Imagem de um aglomerado aberto obtida com um telescópio de 20cm de diâmetro.

Além dos aglomerados estelares, compostos por muitas estrelas, existem sistemas mais simples, como estrelas duplas ou múltiplas. A olho nu vemos apenas um ponto de luz. Ao apontarmos para este objeto um telescópio de 6 cm de abertura, ou mesmo um binóculo com 5cm, vemos que a estrela se desdobra em duas ou mais. Exemplo interessante de sistema assim é Alfa Centauri, a 4a estrela mais brilhante do céu, que fica próxima à constelação do Cruzeiro do Sul e que é composta na verdade por 3 estrelas, duas das quais facilmente visíveis com um binóculo de 7×50 (o primeiro número refere-se à amplificação e o segundo à abertura da sua objetiva, em mm). A estrela Alfa do Cruzeiro do Sul também é dupla, mas exige um telescópio de uns 12cm para que possamos separar as estrelas do par. Os anéis de Saturno, os 4 maiores satélites de Júpiter, as fases de Vênus e a superfície de Marte são outros exemplos de observações que exigem auxílio de um binóculo ou pequeno telescópio e que geralmente causam grande excitação nas pessoas. Finalmente, não dá para deixar de mencionar a Via-Láctea, que é a faixa no céu onde se concentram as estrelas da nossa Galáxia. A olho nu vemos apenas uma “névoa” a atravessar o céu, mesmo assim precisamos nos afastar das luzes artificiais para ver isso. Mas aquela “névoa” se desdobra em milhares de estrelas ao ser “percorrida” com um binóculo (7×50, 10×50) ou um telescópio de 6cm ou mais!

binoculo
Um binóculo de 10×50 é um excelente instrumento para observar a Via-Látea.

Mas “nem tudo são flores” na Astronomia amadora. Há duas dificuldades básicas a serem superadas por quem deseja desfrutar do prazer da observação do céu noturno. A primeira é saber para que direção olhar. Ou seja, como identificar a posição no céu dos planetas, das estrelas duplas ou dos aglomerados acima mencionados? A resposta está em aprender a usar as cartas celestes, que são como mapas, que mostram a posição desse objetos. Saber associar aquilo que se vê nos mapas celestes ao que se vê no céu exige prática e paciência, mas vale à pena no final. Temos que ter em mente que o céu visível para um observador depende da época do ano, da hora da noite e da sua latitude na superfície da Terra. Há várias cartas celestes disponíveis, mas atualmente há também programas de computador que simulam o céu de uma  dada data, hora e local. Exemplos:Stellarium, Cybersky , StarCalc e Xephem.

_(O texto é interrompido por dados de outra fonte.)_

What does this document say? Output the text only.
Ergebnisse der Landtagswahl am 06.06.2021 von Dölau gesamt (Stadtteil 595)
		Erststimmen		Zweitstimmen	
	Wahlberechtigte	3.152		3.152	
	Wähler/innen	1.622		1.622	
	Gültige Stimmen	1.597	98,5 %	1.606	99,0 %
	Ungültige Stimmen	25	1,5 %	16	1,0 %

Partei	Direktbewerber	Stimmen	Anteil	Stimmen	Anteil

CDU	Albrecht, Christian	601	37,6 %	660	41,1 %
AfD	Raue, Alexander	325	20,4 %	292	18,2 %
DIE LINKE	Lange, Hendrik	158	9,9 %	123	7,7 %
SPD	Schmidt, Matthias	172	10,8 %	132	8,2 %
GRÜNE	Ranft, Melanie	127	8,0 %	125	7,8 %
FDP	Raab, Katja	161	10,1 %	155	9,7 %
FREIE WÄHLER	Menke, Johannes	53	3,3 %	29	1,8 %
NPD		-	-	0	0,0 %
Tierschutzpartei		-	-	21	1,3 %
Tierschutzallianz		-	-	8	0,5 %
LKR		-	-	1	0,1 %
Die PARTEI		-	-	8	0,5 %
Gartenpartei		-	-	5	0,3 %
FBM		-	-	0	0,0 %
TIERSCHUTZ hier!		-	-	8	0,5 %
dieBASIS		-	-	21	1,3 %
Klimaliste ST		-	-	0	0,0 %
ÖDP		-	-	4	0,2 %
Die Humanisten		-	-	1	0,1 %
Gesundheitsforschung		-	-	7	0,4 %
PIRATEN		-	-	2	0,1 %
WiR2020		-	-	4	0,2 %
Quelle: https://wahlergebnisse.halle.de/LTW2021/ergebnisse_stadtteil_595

Além da dificuldade inicial de reconhecimento do céu e de onde estão seus tesouros, há ainda um risco de frustração com as imagens obtidas pela observação. Isso porque as imagens obtidas com a observação do céu através de um telescópio ou binóculo não têm a mesma qualidade das imagens publicadas em revistas ou jornais, ou em sítios internet. As fotos publicadas são obtidas com telescópios de até 10 metros de diâmetro, custando centenas de milhões de dólares, ou pelo telescópio espacial Hubble, um telescópio de 2,5 metros de diâmetro em órbita da Terra, que custou mais de 1,5 bilhão de dólares, e que desde 1993, quando sua ótica foi corrigida, vem produzindo imagens espetaculares desde planetas do sistema solar até as galáxias mais longínquas até hoje observadas. Em especial, objetos muito tênues, como galáxias e nebulosas, exigem telescópios maiores do que os mais comumente acessíveis aos amadores para poderem ser apenas detetados. Mas tendo isso em mente e uma noite escura e sem nuvens, o uso de um binóculo ou telescópio pequeno podem ser fonte de grande entretenimento.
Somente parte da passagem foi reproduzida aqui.